Homeopathic remedies are made up of diluted substances of plant, mineral and animal origin.
— Aimee Marples

Homeopathy is a system of medicine based on the laws of similars. It uses the principles of “like cures like” meaning that a medicine capable of producing symptoms in a healthy person will cure similar symptoms occurring as a manifestation of a disease. It treats the individual as a whole, taking into consideration the psychological, emotional, physical, and hereditary symptoms presenting with each homeopathic prescription.

I am often asked by patients in my practice, “What is my constitutional remedy?” In my experience, this answer differs, depending on the homeopath you ask and the training they have had. In my homeopathic education, this is what I have learned.

When you search the definition of “constitution”, this is the Merriam-Webster definition: (a)the physical makeup of the individual especially with respect to the health, strength, and appearance of the body, (b) the structure, composition, physical makeup, or nature of something. When you look at these definitions, it would make sense that a remedy with the most similar components of a human body would be that of what it is made up of. The top minerals constituents of the human body are: magnesium, calcium, sodium, potassium and phosphorus. Furthermore, we find trace minerals of sulphur, silica, iron, zinc etc.

Homeopathic remedies are made up of diluted substances of plant, mineral and animal origin.

While each remedy has a place when it comes to prescriptions in my practice, when I classify my prescribing as constitutional, I use only remedies of mineral origin.
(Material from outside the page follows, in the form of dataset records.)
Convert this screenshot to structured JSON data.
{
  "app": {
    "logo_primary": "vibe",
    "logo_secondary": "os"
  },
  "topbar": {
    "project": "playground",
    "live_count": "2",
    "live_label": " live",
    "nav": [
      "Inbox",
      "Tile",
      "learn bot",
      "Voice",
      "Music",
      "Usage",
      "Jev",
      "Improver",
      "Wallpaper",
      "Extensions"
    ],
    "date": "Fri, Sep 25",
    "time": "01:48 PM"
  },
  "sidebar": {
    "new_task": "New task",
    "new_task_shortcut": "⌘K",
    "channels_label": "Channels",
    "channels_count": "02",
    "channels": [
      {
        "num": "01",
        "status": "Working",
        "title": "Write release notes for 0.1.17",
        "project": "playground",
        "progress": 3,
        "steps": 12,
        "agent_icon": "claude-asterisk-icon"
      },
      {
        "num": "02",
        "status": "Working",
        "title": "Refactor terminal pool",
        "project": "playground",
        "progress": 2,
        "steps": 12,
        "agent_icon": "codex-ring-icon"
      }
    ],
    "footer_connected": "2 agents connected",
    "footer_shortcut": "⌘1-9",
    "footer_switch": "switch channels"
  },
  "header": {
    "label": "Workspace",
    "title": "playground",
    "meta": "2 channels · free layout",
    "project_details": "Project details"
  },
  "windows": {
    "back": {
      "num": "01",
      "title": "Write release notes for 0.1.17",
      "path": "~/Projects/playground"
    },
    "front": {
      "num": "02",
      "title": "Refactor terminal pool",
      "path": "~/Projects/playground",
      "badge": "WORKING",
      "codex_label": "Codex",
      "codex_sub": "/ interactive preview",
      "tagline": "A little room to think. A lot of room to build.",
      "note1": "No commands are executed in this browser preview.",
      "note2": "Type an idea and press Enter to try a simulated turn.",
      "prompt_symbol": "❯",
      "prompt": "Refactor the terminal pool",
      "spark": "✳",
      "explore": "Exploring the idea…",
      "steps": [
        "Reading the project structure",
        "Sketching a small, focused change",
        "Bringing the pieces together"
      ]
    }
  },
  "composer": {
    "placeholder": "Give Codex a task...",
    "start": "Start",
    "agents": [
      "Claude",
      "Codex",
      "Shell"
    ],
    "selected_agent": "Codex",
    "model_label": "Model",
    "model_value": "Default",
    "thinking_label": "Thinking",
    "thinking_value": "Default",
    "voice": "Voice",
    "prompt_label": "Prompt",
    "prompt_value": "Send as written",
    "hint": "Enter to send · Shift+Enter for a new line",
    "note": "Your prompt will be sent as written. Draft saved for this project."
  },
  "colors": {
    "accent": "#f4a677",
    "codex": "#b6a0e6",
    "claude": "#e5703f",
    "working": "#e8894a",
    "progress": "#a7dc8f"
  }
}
As a Classical Homeopath, I have different ways of prescribing when patients come into my practice. My initial case taking includes the patient’s chief complaints, mental emotional state, health history, sleep patterns, childhood-from conception to adulthood, body thermals, illness/disease susceptibility, temperament, food desires and aversions, a head-to-toe assessment of all body functions and any pattern/likeness that forms during the case taking. From this information gathered, there are a few ways to prescribe. I will sometimes prescribe a remedy that matches the “current chronic” state of the patient. This type of prescribing occurs when the chief complaint needs a different remedy than the patients presenting constitutional remedy. Other times, the illness or disease picture may fit the persons constitutional type and the mineral remedy prescribed will affect the chief complaint and possibly have an affect on the person as a whole. I use the example of a lock and key. The person and their presenting illness and constitution are the lock and the homeopathic remedy is the key. The homeopathic case taking reveals the prongs on the lock (the person) and as a homeopath, my job is to find a homeopathic remedy to match up as many prongs on the key as possible. This is what I love most about homeopathy and case taking, no two cases are alike and each patient is treated as an individual, with a unique homeopathic remedy prescription just for them and their symptom picture.